After upgrade logstash from 1.5 to 5.6 we started having field names after kv with leading spaces.

Configuration in 1.5:

  kv {
    source => "headers"
    field_split => "[\r\n]+"
    value_split => ":"
    trimkey => "\s"
    trim => "\s"
    add_tag => [ "got_headers" ]
  }

Configuration in 5.6:

                kv {
                    source => "headers"
                    field_split => "[\r\n]+"
                    value_split => ":"
                    trim_key => "\s"
                    trim_value => "\s"
                    add_tag => [ "got_headers" ]
                }

Resulting in 5.6:

{
" Origin" : "http://site.com",
" X-dev" : "Device1",
" Connection" : "Keep-Alive",
"headers" : " \r\n Origin: http://site.com\r\n X-dev: Device1\r\n Connection: Keep-Alive\r\n",
"tags" : ["multiline", "request", "URI_parsed", "got_api", "got_headers"]
}

There are 2 spaces before every key in "headers" : "headers" : " \r\n\s\sOrigin: http://site.com\r\n\s\sX-dev: Device1\r\n\s\sConnection: Keep-Alive\r\n", and kv.trim_key removes only one of them, while expected all be removed if i got it.

As a result all generated fields start with space symbol, e.g "\sOrigin" : "http://site.com"

Questions are:

  1. Was kv.trim_key behavior changed ?
  2. How is it possible to trim all leading/trailing symbols in kv plugin (without additional plugins usage) ?

Thanks in advance.

This happens because both trim_key and trim_value features are using regular expression patters:

Regexp.new("^[#{@trim_key}]|[#{@trim_key}]$")

It removes the first symbol of the group from the beginning of the string and the last symbol of the string if it matches too. Most likely it's not what you want because "trimming" means removing all matching symbols from the start and from the end of the string. So, the correct expressing would be:

Regexp.new("^[#{@trim_key}]+|[#{@trim_key}]+$")

This behavior have changed from the version 1 of this plugin where the expression was like this:

Regexp.new("[#{@trim_key}]")

It was matching all symbols in the group anywhere is the string. It's wrong too because only symbols from the beginning and from the end should be removed, not from the middle of the string surrounded by other symbols.

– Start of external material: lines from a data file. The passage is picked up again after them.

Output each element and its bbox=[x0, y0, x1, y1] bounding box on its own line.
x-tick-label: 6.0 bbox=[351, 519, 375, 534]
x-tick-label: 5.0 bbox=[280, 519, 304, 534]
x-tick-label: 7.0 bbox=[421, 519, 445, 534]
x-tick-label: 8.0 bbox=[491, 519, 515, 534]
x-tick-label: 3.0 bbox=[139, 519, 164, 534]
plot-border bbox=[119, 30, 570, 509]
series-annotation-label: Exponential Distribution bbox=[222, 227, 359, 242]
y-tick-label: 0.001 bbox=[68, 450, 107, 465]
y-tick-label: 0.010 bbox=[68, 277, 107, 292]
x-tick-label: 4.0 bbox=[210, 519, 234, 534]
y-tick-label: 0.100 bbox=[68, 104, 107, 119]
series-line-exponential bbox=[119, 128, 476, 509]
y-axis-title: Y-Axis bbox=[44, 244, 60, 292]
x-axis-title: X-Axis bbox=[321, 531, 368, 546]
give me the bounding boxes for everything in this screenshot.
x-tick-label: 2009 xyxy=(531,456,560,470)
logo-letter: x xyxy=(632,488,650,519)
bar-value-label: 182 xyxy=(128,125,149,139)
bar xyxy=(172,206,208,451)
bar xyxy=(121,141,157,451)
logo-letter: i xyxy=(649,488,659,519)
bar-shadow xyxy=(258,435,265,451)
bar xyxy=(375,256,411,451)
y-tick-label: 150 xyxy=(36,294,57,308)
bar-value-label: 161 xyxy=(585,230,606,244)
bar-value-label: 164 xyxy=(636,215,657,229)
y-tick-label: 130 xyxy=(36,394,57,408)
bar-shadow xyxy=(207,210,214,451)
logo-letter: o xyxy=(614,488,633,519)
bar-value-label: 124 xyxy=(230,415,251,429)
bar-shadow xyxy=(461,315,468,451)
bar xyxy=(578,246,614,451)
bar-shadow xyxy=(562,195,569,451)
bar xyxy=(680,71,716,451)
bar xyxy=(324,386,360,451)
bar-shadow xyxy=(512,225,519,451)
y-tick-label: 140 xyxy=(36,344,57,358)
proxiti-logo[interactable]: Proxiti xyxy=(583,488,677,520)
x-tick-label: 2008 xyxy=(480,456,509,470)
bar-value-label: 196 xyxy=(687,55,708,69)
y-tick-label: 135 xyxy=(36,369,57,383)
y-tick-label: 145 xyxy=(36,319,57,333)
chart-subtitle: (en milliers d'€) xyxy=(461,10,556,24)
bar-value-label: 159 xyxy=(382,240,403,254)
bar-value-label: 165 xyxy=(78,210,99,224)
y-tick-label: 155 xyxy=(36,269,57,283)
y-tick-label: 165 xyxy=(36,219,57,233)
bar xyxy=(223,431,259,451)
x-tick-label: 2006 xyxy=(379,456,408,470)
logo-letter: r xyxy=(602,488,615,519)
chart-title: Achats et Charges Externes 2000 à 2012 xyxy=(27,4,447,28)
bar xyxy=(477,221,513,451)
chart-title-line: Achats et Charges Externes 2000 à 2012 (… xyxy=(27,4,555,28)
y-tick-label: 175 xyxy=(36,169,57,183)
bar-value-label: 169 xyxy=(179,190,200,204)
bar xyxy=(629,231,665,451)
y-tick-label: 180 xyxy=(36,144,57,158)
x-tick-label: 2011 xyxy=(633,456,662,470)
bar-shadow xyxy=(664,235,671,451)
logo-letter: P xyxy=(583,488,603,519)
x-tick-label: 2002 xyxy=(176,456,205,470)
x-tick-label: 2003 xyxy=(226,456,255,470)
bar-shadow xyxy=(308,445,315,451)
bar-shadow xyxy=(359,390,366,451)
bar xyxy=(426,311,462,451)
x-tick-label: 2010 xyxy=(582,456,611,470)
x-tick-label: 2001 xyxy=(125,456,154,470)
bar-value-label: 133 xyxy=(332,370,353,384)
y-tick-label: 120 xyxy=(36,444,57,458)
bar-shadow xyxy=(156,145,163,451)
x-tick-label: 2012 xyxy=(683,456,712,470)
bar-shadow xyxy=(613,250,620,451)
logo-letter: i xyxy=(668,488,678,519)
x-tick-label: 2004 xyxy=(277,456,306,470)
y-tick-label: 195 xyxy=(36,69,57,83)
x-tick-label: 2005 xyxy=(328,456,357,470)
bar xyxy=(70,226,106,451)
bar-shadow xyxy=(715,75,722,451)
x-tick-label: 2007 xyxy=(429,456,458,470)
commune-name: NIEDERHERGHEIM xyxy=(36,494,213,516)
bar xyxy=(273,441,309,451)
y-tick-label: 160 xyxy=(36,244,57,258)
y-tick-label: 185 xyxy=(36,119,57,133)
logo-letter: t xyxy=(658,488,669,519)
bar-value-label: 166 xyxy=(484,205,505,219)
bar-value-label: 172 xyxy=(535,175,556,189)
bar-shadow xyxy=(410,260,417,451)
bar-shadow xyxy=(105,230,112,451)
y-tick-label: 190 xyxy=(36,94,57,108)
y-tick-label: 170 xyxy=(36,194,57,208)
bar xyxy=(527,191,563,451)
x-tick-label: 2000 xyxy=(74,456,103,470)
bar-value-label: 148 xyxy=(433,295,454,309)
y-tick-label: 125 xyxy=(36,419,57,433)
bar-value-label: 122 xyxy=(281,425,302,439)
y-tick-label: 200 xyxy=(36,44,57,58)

Unit tests in the plugin only check for the single space examples so this problem was not detected.

diff --git a/lib/logstash/filters/kv.rb b/lib/logstash/filters/kv.rb
index c8b5ca8..1e2ec44 100644
--- a/lib/logstash/filters/kv.rb
+++ b/lib/logstash/filters/kv.rb
@@ -286,8 +286,8 @@ class LogStash::Filters::KV < LogStash::Filters::Base
       )
     end
 
-    @trim_value_re = Regexp.new("^[#{@trim_value}]|[#{@trim_value}]$") if @trim_value
-    @trim_key_re = Regexp.new("^[#{@trim_key}]|[#{@trim_key}]$") if @trim_key
+    @trim_value_re = Regexp.new("^[#{@trim_value}]+|[#{@trim_value}]+$") if @trim_value
+    @trim_key_re = Regexp.new("^[#{@trim_key}]+|[#{@trim_key}]+$") if @trim_key
 
     @remove_char_value_re = Regexp.new("[#{@remove_char_value}]") if @remove_char_value
     @remove_char_key_re = Regexp.new("[#{@remove_char_key}]") if @remove_char_key
diff --git a/spec/filters/kv_spec.rb b/spec/filters/kv_spec.rb
index 7aae281..8bef1e7 100644
--- a/spec/filters/kv_spec.rb
+++ b/spec/filters/kv_spec.rb
@@ -709,7 +709,7 @@ describe LogStash::Filters::KV do
       plugin
     end
 
-    let(:message) { "key1= value1 with spaces | key2 with spaces =value2" }
+    let(:message) { "key1=  value1 with spaces    |  key2 with spaces  =value2" }
     let(:data) { {"message" => message} }
     let(:event) { LogStash::Event.new(data) }
     let(:options) {

This topic was automatically closed 28 days after the last reply. New replies are no longer allowed.